Nokia Paints a Rosy Picture
Nokia reaffirmed and extended its revenue growth projections today, and accelerated its forecast for worldwide mobile phone user growth, leading to a jump in the company's shares. While the company may be firing on all cylinders now, however, it will face plenty of challenges in the years ahead.
Leading handset manufacturer, Rule Maker, and FOOL 50 Index component company Nokia (NYSE: NOK) issued a spate of positive announcements today at the company's annual analysts' presentation in London. Nokia projected healthy sales for itself and the mobile communications industry generally, giving a shot in the arm to its stock, which jumped $5.75 to $50.31 per share by midday.
Nokia's future projections To begin with, Nokia extended its projected revenue growth rate of 25% to 35% to 2003, and reaffirmed that revenue for the first half of next year should grow in the "upper range" of 25% to 35%. The company also stated that it believes it now has greater than 30% worldwide market share in handsets. Nokia also projected that its market for wireless infrastructure equipment, which makes up about a quarter of the company's business, should grow 30% a year for the next three years, reaching 90 billion euros ($79.34 billion) by 2003. Nokia is aiming for 35% market share in next-generation W-CDMA wireless network equipment.
In addition, the company stated that it plans to save 1 billion euros annually (about $880 million) through various e-business cost-cutting initiatives, though it did not provide any details. Given that Nokia's recent success results partly from its strategy to cut prices and sacrifice a little margin in order to increase market share, this improvement to its operating efficiency should only improve its competitive position.
The mobile phone industry Regarding the larger mobile phone industry, which has been subjected to worries in recent months over slowing overall handset sales, Nokia now estimates that there will be 1 billion mobile phones by the first half of 2002, rather than the second half of that year, and up from about 700 million mobile phone users worldwide today. Nokia also moved up its forecast for Web-connected phones, estimating that they will surpass PCs on the 'Net by 2002, rather than 2003, though the company did not estimate an actual number. Nokia did project that there will be 60 million Web-enabled handsets worldwide by the end of this year, and that this will increase to around 200 million next year.

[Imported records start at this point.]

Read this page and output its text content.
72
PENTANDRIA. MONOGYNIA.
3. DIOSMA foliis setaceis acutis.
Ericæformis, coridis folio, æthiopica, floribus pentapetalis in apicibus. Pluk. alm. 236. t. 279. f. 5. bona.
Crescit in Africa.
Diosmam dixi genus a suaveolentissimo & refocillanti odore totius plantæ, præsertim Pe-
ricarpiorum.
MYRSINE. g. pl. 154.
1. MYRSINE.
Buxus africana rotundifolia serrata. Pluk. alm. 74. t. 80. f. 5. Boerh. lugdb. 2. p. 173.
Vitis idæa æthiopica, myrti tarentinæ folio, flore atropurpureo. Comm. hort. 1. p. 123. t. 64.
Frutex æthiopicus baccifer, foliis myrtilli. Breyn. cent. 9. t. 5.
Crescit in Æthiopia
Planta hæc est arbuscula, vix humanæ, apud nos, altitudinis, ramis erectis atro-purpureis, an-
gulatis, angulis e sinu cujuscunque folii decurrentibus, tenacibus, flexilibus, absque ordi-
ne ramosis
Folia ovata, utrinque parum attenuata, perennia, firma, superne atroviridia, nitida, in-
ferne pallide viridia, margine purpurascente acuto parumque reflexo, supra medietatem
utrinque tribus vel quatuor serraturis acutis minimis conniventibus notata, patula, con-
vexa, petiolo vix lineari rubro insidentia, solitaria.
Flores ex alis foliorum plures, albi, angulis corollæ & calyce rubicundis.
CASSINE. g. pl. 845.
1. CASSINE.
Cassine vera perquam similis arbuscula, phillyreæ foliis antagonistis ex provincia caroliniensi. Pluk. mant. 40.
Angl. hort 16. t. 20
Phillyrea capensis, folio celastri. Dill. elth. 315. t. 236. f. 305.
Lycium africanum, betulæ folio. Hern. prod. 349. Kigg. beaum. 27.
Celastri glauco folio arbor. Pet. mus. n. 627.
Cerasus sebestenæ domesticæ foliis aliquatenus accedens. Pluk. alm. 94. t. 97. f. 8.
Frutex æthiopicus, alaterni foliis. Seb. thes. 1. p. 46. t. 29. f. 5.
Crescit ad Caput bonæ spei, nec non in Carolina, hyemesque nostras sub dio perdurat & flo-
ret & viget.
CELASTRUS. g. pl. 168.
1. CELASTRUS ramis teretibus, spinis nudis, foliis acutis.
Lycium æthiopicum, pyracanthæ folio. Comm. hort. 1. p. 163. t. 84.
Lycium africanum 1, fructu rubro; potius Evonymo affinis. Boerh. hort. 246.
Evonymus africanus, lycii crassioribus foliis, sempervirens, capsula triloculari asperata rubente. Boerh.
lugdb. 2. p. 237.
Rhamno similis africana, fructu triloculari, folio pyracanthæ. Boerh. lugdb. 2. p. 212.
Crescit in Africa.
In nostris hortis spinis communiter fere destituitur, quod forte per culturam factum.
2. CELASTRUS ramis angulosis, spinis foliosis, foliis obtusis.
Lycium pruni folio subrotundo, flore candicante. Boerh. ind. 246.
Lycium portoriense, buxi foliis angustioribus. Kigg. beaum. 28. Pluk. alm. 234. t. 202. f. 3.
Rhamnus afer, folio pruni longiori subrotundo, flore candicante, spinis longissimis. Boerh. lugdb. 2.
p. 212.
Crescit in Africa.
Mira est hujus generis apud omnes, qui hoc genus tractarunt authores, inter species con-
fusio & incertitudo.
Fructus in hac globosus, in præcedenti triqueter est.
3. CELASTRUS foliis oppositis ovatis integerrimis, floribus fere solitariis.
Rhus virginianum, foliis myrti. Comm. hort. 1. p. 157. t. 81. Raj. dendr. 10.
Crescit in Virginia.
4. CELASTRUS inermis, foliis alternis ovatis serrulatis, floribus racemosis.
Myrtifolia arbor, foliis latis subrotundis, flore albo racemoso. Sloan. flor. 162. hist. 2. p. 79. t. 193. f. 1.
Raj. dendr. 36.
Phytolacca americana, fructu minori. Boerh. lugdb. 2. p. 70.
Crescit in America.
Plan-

In one interesting trend, Nokia estimates that 40-50% of mobile phone buyers this year were replacing previous models, and that this will increase to 70-80% in future years. This is an important dynamic, as companies face more challenges in selling to current mobile phone users who may be locked into certain subscription plans, transmission standards, or simply brand loyalties. Nokia expects it will benefit from this trend, however, thanks to its deep product line and because the company believes its customers are loyal.
Plenty of challenges ahead While today's news provides plenty of evidence of Nokia's dominant position, this doesn't necessarily mean easy times ahead for the Finnish company.
Nokia's ruthless efficiency may be slowly crushing its rivals Motorola (NYSE: MOT) and Ericsson (Nasdaq: ERICY), but there is plenty of action elsewhere in the mobile phone industry. Investors need to keep their eyes on Asian manufacturers such as Matsushita (NYSE: MC), Mitsubishi (OTC: MIELY), and Samsung (OTC: SSNLF), which will have greater opportunities to sell their phones worldwide as wireless networks transition to data-centric 3G networks. These companies have plenty of experience making phones for heavy wireless data users in Japan, and therefore already have a sense of what consumers want from Internet-enabled phones.
In addition, these companies aren't just waiting for 3G. Samsung is already Sprint PCS' (NYSE: PCS) leading mobile phone provider, and Mitsubishi has claimed the top spot in Internet-enabled phones for AT&T Wireless (NYSE: AWE). Matsushita, which sells under the Panasonic brand in the U.S., is aiming for 15% world market share by early 2005, according to a summer article in The Wall Street Journal.
In short, Nokia may be firing on all cylinders, but as is to be expected in rapidly evolving markets, there's little time for the company to rest on its laurels.